Before guilt or fear could control her, she told him the truth. “I need you to help me.”

He said nothing but met her eyes.

“I need you to protect me from the ones who sacrificed me. I need you to kill my grandmother and my father.”

20

OCLEAU

THE YEAR OF THE CURSE

JUNIPER

Dew drops lined the dying grass. With the cold coming, there was scarcely anything left alive, but the forest still thrummed with ancient power. Juniper heaved the bag of flour into the corner of the cellar and covered it with a moth-eaten blanket. Wiping the sweat from her brow, she smiled, sensing the critters hiding out down there for the winter.

“Now, don’t indulge too much,” she said to them.

The mice and other small animals’ eyes were iridescent in the faint light coming from above as they peeked out from their hiding spots. Juniper left the cellar and breathed in the fresh air. Sensing her familiar in the woods, she quietly shut the cellar door and approached the unnamed doe.

“You look well,” she said to the animal as she approached. She stroked the coarse hair and felt it prickle her palm. A divot in the doe’s neck never grew hair back and was smooth like a river stone. Juniper had found the deer as a fawn, near death with a gash on her neck. She had swaddled the fawn in her coat, brought it home, and nursed it back to health.

Juniper smiled fondly at the memory.

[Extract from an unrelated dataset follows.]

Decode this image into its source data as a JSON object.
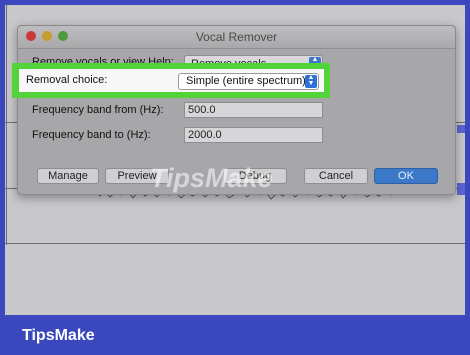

You have work to do, she told herself.

The doe, not needed by her witch, dipped her head and gently loped back into the expanse of trees.

Juniper looked at the house where she was raised, thinking about her brother inside. He returned cold and closed off after he had brought Ana home. What felt like hours ago was days now; a sense of distrust disrupted the comfort she and her mother had when it was just the two of them. Juniper was surprised Matthias came home after seeing Ana in such a tumultuous state. But he did come back, just like Mama said, Juniper thought. Because he was forced to. A selfish part of her wanted her brother to stay, but the part of her that loved him knew he was better off leaving.

She took a deep breath to steady herself before entering the house. She tended to the food for the week while she thought about how to get her mother out for a few hours. I must speak with Matthias alone, she thought.

“Mama,” Juniper called from the kitchen. Her face was red and slicked with sweat from working in such close proximity to heat. Her wrists bore burn marks from misjudging the distance between the hot flames and the pot she cooked in. “Mama!”

Azalea’s voice arrived before she did. “Yes, child?”

“We have run low on flour, yeast, spices—how have our stocks run so low this early into the season?” Juniper spotted the look in Azalea’s eye. She knows, Juniper thought. She knows I want Matthias alone.

Azalea rolled her eyes back as though to glance at Matthias’s room, where he was still asleep. She did not respond but crossed the kitchen. She opened the cupboard and frowned when she confirmed their stocks were running low. With a furrowed brow, she looked at Juniper and commanded, “You must go into town to get more before the town itself runs dry.”

“No, Mama, I have my hands full here,” Juniper pleaded. “Could you do it just this once, please?”

Azalea glowered. She rarely left the house unless absolutely necessary. “I will get your brother to do it.”

“Oh, Mama, you know how he always gets the wrong things,” Juniper persisted. “I ask him for dried sage, he brings me rosemary. He will not get what we need, and then I will have to fetch what he missed. It becomes a waste of time and coin, both of which we are short on.”

Azalea’s expression was pinched, but Juniper could see she was about to agree.

Juniper had a way about her, an aura that made everyone adore her. She knew she could have anyone wrapped around her finger. But she was too soft, too modest to con others into doing things for her. A hardworking girl who did what she needed to survive the day, Juniper prided herself in her ability to make people trust her—and she was a trustworthy person in most cases.

“Very well.” Azalea sighed. “Wake up that brother of yours, though. He cannot sleep in this house and eat our food without contributing.”

“More firewood?” Juniper asked, pleased that she would be alone with Matthias for at least the next hour.